Surface plasmon resonance sensorgrams of P1-E11 with SARS-CoV-2 3CL^pro.

3.4 Molecular docking

SARS-CoV-2 3CL^pro is usually a homodimer, wherein each protomer of SARS-CoV-2 3CL^pro is composed of three domains (I, II, and III), with four highly conserved subsite substrate binding domains (catalytic dyad) at His41 and Cys145 between domains I and II. Domain III plays an important role in the dimerization of 3CL^pro through salt bridge interactions [36]. To elucidate the interaction mode between P1-E11 and SARS-CoV-2 3CL^pro, we performed covalent docking analysis in the homodimeric state. The catechol structure of P1-E11 can be oxidized to o-benzoquinone, which can be subsequently attacked via the sulfhydryl of Cys145, thereby forming a covalent bond. As shown in Figure 10 , trifluoromethoxy phenyl of P1-E11 is surrounded by a pocket formed by two loops, AA 165–168 and AA 189–192, and the oxygen atom forms a hydrogen bond with Gln192 at a distance of 2.6 Å. Another hydrogen bond is formed between the NH of Gly143 and phenol hydroxyl group of P1-E11. In addition, an amide-π interaction forms between Gln189 and triazole ring of the ligand.

Figure 10 |

Predicted binding mode between P1-E11 and SARS-CoV-2 3CL^pro (PDB ID: 7NBY).

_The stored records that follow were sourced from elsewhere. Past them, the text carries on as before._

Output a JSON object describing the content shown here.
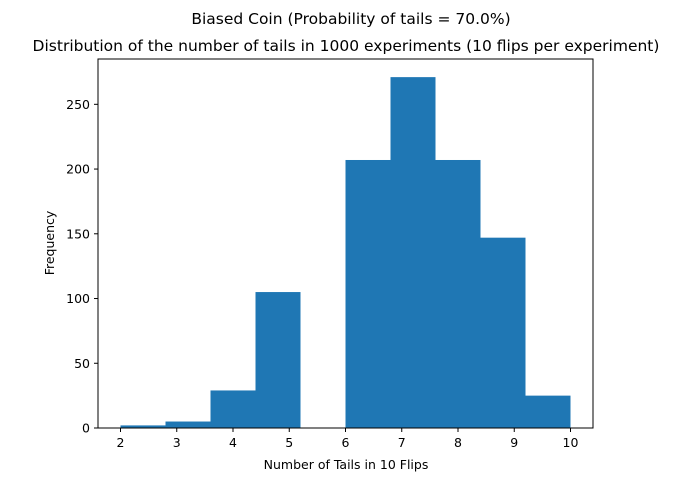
{
  "chart_data": {
    "type": "bar",
    "suptitle": "Biased Coin (Probability of tails = 70.0%)",
    "title": "Distribution of the number of tails in 1000 experiments (10 flips per experiment)",
    "xlabel": "Number of Tails in 10 Flips",
    "ylabel": "Frequency",
    "bin_edges": [
      2.0,
      2.8,
      3.6,
      4.4,
      5.2,
      6.0,
      6.8,
      7.6,
      8.4,
      9.2,
      10.0
    ],
    "values": [
      2,
      5,
      29,
      105,
      0,
      207,
      271,
      207,
      147,
      25
    ],
    "xlim": [
      1.6,
      10.4
    ],
    "ylim": [
      0,
      285
    ],
    "xticks": [
      2,
      3,
      4,
      5,
      6,
      7,
      8,
      9,
      10
    ],
    "yticks": [
      0,
      50,
      100,
      150,
      200,
      250
    ],
    "bar_color": "#1f77b4",
    "grid": false,
    "legend": "none"
  }
}
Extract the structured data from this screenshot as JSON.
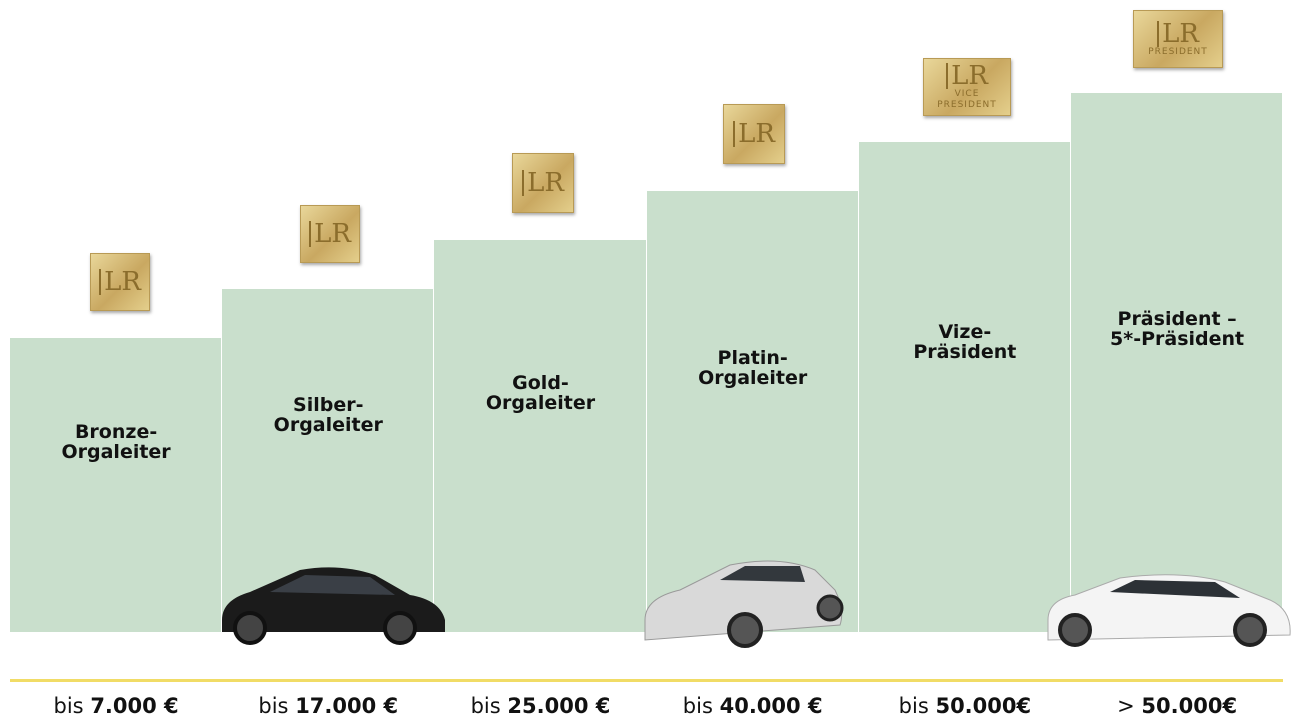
{
  "levels": [
    {
      "title": [
        "Bronze-",
        "Orgaleiter"
      ],
      "badge": {
        "logo": "LR"
      },
      "income": {
        "prefix": "bis",
        "amount": "7.000 €"
      }
    },
    {
      "title": [
        "Silber-",
        "Orgaleiter"
      ],
      "badge": {
        "logo": "LR"
      },
      "income": {
        "prefix": "bis",
        "amount": "17.000 €"
      }
    },
    {
      "title": [
        "Gold-",
        "Orgaleiter"
      ],
      "badge": {
        "logo": "LR"
      },
      "income": {
        "prefix": "bis",
        "amount": "25.000 €"
      }
    },
    {
      "title": [
        "Platin-",
        "Orgaleiter"
      ],
      "badge": {
        "logo": "LR"
      },
      "income": {
        "prefix": "bis",
        "amount": "40.000 €"
      }
    },
    {
      "title": [
        "Vize-",
        "Präsident"
      ],
      "badge": {
        "logo": "LR",
        "caption": [
          "VICE",
          "PRESIDENT"
        ]
      },
      "income": {
        "prefix": "bis",
        "amount": "50.000€"
      }
    },
    {
      "title": [
        "Präsident –",
        "5*-Präsident"
      ],
      "badge": {
        "logo": "LR",
        "caption": [
          "PRESIDENT"
        ]
      },
      "income": {
        "prefix": ">",
        "amount": "50.000€"
      }
    }
  ]
}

3.5 Molecular dynamics simulation

Further MD simulations were performed to investigate whether the docking model might reveal the real binding pattern of P1-E11. Compared with the equilibrium conformation of apo-3CL^pro, the β-strand around Thr25 of the complex is disordered and shifted toward the pocket ( Figure 11C ). The binding pocket of the covalent complex adopts a closed conformation to fit the compound ( Figure 11A and 11B ). By examining the residues within 5 Å, we observed a H-bond network between the hydroxy of catechol and AA 142–145 of the protein, and a π-π interaction between the side chain of His41 and catechol. No other stable polar interaction was found between the remaining groups and the protein scaffold, indicating the significant role of hydrophobic contact ( Figure 11D ). Collectively, these interactions are critical in enhancing the potent inhibitory activity of P1-E11 toward SARS-CoV-2 3CL^pro.

Figure 11 |

Equilibrium conformation from MD simulation of SARS-CoV-2 3CL^pro (PDB ID: 7NBY) in a dimeric state.

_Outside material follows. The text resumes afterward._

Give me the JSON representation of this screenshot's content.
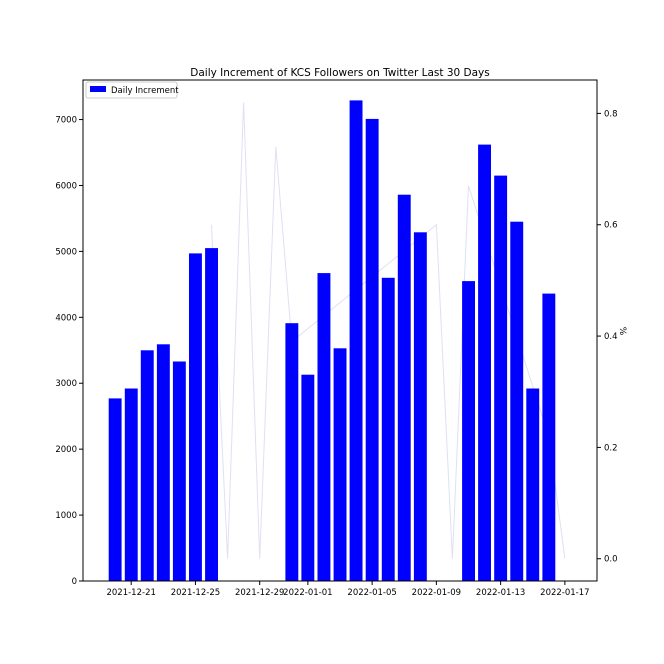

(A-B) Surface view of the binding pocket of P1-E11 (A) compared with apo-SARS-CoV-2 3CL^pro (B). (C) Disordered β-strand in complex (green) compared with apo-protein (yellow). (D) Hydrogen bonding and π-π interactions between P1-E11 and SARS-CoV-2 3CL^pro.

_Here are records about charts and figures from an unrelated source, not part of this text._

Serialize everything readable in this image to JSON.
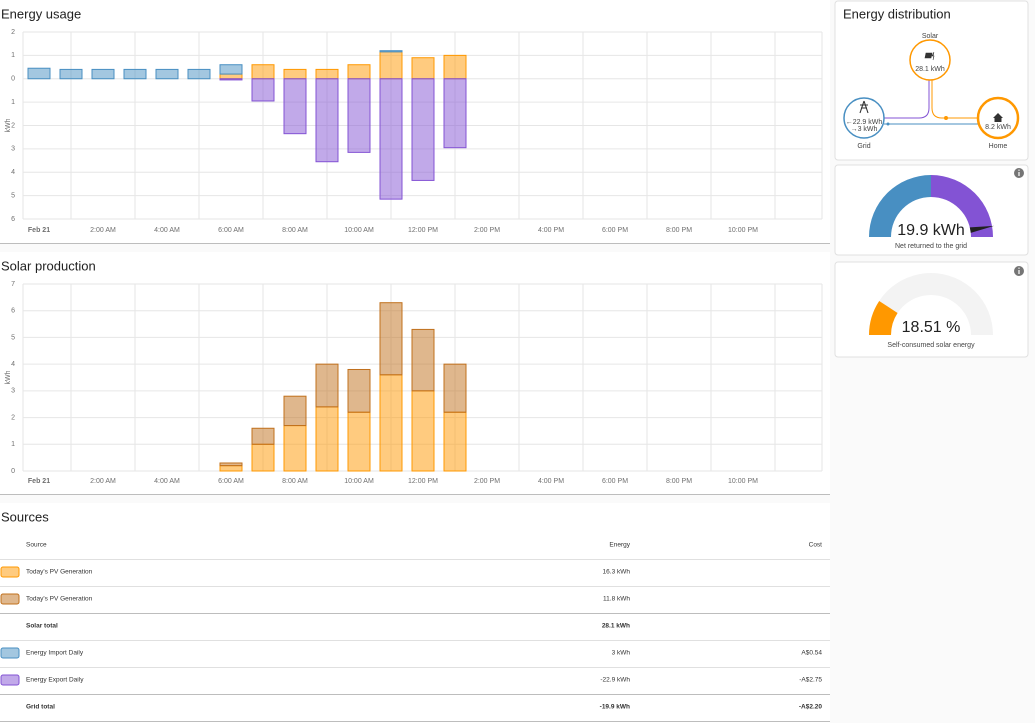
{
  "chart_data": [
    {
      "type": "bar",
      "stacked": true,
      "title": "Energy usage",
      "ylabel": "kWh",
      "categories": [
        "Feb 21",
        null,
        "2:00 AM",
        null,
        "4:00 AM",
        null,
        "6:00 AM",
        null,
        "8:00 AM",
        null,
        "10:00 AM",
        null,
        "12:00 PM",
        null,
        "2:00 PM",
        null,
        "4:00 PM",
        null,
        "6:00 PM",
        null,
        "8:00 PM",
        null,
        "10:00 PM",
        null
      ],
      "series": [
        {
          "color": "#ff9800",
          "values": [
            null,
            null,
            null,
            null,
            null,
            null,
            0.2,
            0.6,
            0.4,
            0.4,
            0.6,
            1.15,
            0.9,
            1.0,
            null,
            null,
            null,
            null,
            null,
            null,
            null,
            null,
            null,
            null
          ]
        },
        {
          "color": "#488fc2",
          "values": [
            0.45,
            0.4,
            0.4,
            0.4,
            0.4,
            0.4,
            0.4,
            null,
            null,
            null,
            null,
            0.05,
            null,
            null,
            null,
            null,
            null,
            null,
            null,
            null,
            null,
            null,
            null,
            null
          ]
        },
        {
          "color": "#8353d4",
          "values": [
            null,
            null,
            null,
            null,
            null,
            null,
            -0.05,
            -0.95,
            -2.35,
            -3.55,
            -3.15,
            -5.15,
            -4.35,
            -2.95,
            null,
            null,
            null,
            null,
            null,
            null,
            null,
            null,
            null,
            null
          ]
        }
      ],
      "ylim": [
        -6,
        2
      ],
      "yticks": [
        2,
        1,
        0,
        {
          "value": -1,
          "label": "1"
        },
        {
          "value": -2,
          "label": "2"
        },
        {
          "value": -3,
          "label": "3"
        },
        {
          "value": -4,
          "label": "4"
        },
        {
          "value": -5,
          "label": "5"
        },
        {
          "value": -6,
          "label": "6"
        }
      ],
      "grid": true
    },
    {
      "type": "bar",
      "stacked": true,
      "title": "Solar production",
      "ylabel": "kWh",
      "categories": [
        "Feb 21",
        null,
        "2:00 AM",
        null,
        "4:00 AM",
        null,
        "6:00 AM",
        null,
        "8:00 AM",
        null,
        "10:00 AM",
        null,
        "12:00 PM",
        null,
        "2:00 PM",
        null,
        "4:00 PM",
        null,
        "6:00 PM",
        null,
        "8:00 PM",
        null,
        "10:00 PM",
        null
      ],
      "series": [
        {
          "color": "#ff9800",
          "values": [
            null,
            null,
            null,
            null,
            null,
            null,
            0.2,
            1.0,
            1.7,
            2.4,
            2.2,
            3.6,
            3.0,
            2.2,
            null,
            null,
            null,
            null,
            null,
            null,
            null,
            null,
            null,
            null
          ]
        },
        {
          "color": "#c0701c",
          "values": [
            null,
            null,
            null,
            null,
            null,
            null,
            0.1,
            0.6,
            1.1,
            1.6,
            1.6,
            2.7,
            2.3,
            1.8,
            null,
            null,
            null,
            null,
            null,
            null,
            null,
            null,
            null,
            null
          ]
        }
      ],
      "ylim": [
        0,
        7
      ],
      "yticks": [
        0,
        1,
        2,
        3,
        4,
        5,
        6,
        7
      ],
      "grid": true
    }
  ],
  "distribution": {
    "title": "Energy distribution",
    "solar_label": "Solar",
    "solar_value": "28.1 kWh",
    "grid_label": "Grid",
    "grid_export": "←22.9 kWh",
    "grid_import": "→3 kWh",
    "home_label": "Home",
    "home_value": "8.2 kWh"
  },
  "gauge_grid": {
    "value_label": "19.9 kWh",
    "caption": "Net returned to the grid"
  },
  "gauge_self_consumed": {
    "value": 18.51,
    "value_label": "18.51 %",
    "caption": "Self-consumed solar energy",
    "color": "#ff9800"
  },
  "sources": {
    "title": "Sources",
    "headers": [
      "Source",
      "Energy",
      "Cost"
    ],
    "rows": [
      {
        "source": "Today's PV Generation",
        "energy": "16.3 kWh"
      },
      {
        "source": "Today's PV Generation",
        "energy": "11.8 kWh"
      },
      {
        "source": "Solar total",
        "energy": "28.1 kWh"
      },
      {
        "source": "Energy Import Daily",
        "energy": "3 kWh",
        "cost": "A$0.54"
      },
      {
        "source": "Energy Export Daily",
        "energy": "-22.9 kWh",
        "cost": "-A$2.75"
      },
      {
        "source": "Grid total",
        "energy": "-19.9 kWh",
        "cost": "-A$2.20"
      }
    ]
  }
}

As the dimerization state is close to the canonical binding site of 3CL^pro, we conducted additional MD simulations with the protomer P1-E11 complex model. The equilibrium structure was overlaid with chain A of dimerized apo-3CL^pro. As shown in Figure S2 , the dimerization interface in both structures was nearly consistent, thus indicating that the ligand binding scarcely affects the dimerization of SARS-CoV-2 3CL^pro.

Highlights

In brief

A series of potential inhibitors of SARS-CoV-2 3CL^pro were efficiently synthesized and rapidly screened using a modular click chemistry approach. Among them, the compound P1-E11 had potent inhibitory effects against SARS-CoV-2 3CL^pro (IC₅₀ = 2.54 ± 0.46 μM), and exhibited superior anti-SARS-CoV-2 activity (EC₅₀ = 4.66 ± 0.58 μM) with full time treatments and low cytotoxicity (CC₅₀ > 100 μM) in A549-hACE2-TMPRSS2 cells.